Presented out of competition at the 79th annual Venice International Film Festival, the film takes up many literary topoi: the high-ranking lineage of the family that is centrepiece of the story, a historical background more or less influencing the choices of the protagonists, a tormented love between members of different classes and family secrets that will be revealed as the narrative goes on. Diaz elaborates all this through a style that has made him popular among film buffs all over the world over: black and white photography, fixed shots, and dilated time frames.
Yet, for the most part, it is the story rather than the way in which it is told that dominates the scene. A tale of ‘Filipino violence’ indeed, focusing on the bloody events in which the Monzons played a role over the centuries, and that do not seem to find an end. Diaz’s direction, although immediately recognisable, is almost invisible as it is put at the service of the story, its linearity, the melodramatic tone of the events embodied by characters and density of happenings.

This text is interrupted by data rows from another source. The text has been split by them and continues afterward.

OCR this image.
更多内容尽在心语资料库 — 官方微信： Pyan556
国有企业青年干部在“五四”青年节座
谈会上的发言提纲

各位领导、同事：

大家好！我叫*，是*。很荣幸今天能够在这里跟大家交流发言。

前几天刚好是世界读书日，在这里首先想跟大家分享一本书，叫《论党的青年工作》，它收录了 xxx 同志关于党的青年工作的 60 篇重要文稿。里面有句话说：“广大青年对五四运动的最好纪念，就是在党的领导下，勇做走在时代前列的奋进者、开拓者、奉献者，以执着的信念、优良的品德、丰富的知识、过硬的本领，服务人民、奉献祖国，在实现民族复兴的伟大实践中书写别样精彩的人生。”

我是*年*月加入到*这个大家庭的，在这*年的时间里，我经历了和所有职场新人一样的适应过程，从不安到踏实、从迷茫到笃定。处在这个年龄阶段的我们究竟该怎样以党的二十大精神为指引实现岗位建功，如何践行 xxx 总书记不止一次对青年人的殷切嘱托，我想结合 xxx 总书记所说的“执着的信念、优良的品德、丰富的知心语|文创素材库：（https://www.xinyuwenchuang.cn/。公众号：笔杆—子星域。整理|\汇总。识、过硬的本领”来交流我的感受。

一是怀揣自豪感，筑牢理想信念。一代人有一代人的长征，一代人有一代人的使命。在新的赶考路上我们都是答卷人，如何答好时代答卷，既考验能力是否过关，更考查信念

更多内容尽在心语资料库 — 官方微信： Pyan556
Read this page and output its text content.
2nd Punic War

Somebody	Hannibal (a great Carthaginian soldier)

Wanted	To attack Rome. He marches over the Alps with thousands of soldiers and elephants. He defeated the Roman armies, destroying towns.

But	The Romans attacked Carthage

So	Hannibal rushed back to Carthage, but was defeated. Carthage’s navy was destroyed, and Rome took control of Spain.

However, in certain moments – ‘few’, actually, considering its seven hours of duration – the personality of the director emerges in silent, intimate, and nocturnal contemplative moments, poetic, fresh and almost unrelated to the narration, but above all in his attention to the history of his own country, the true protagonist. Through what at first glance would appear to be post-production oversights, such as sudden dips and rises in the audio, out-of-sync, rustling microphones on clothes, Diaz gives substance to the cracks in history letting them creep in amidst the rigorous images. And it is precisely these ‘out-of-tune’ sounds that make of this film an echo of the true lives of those men and women who inspired this tale.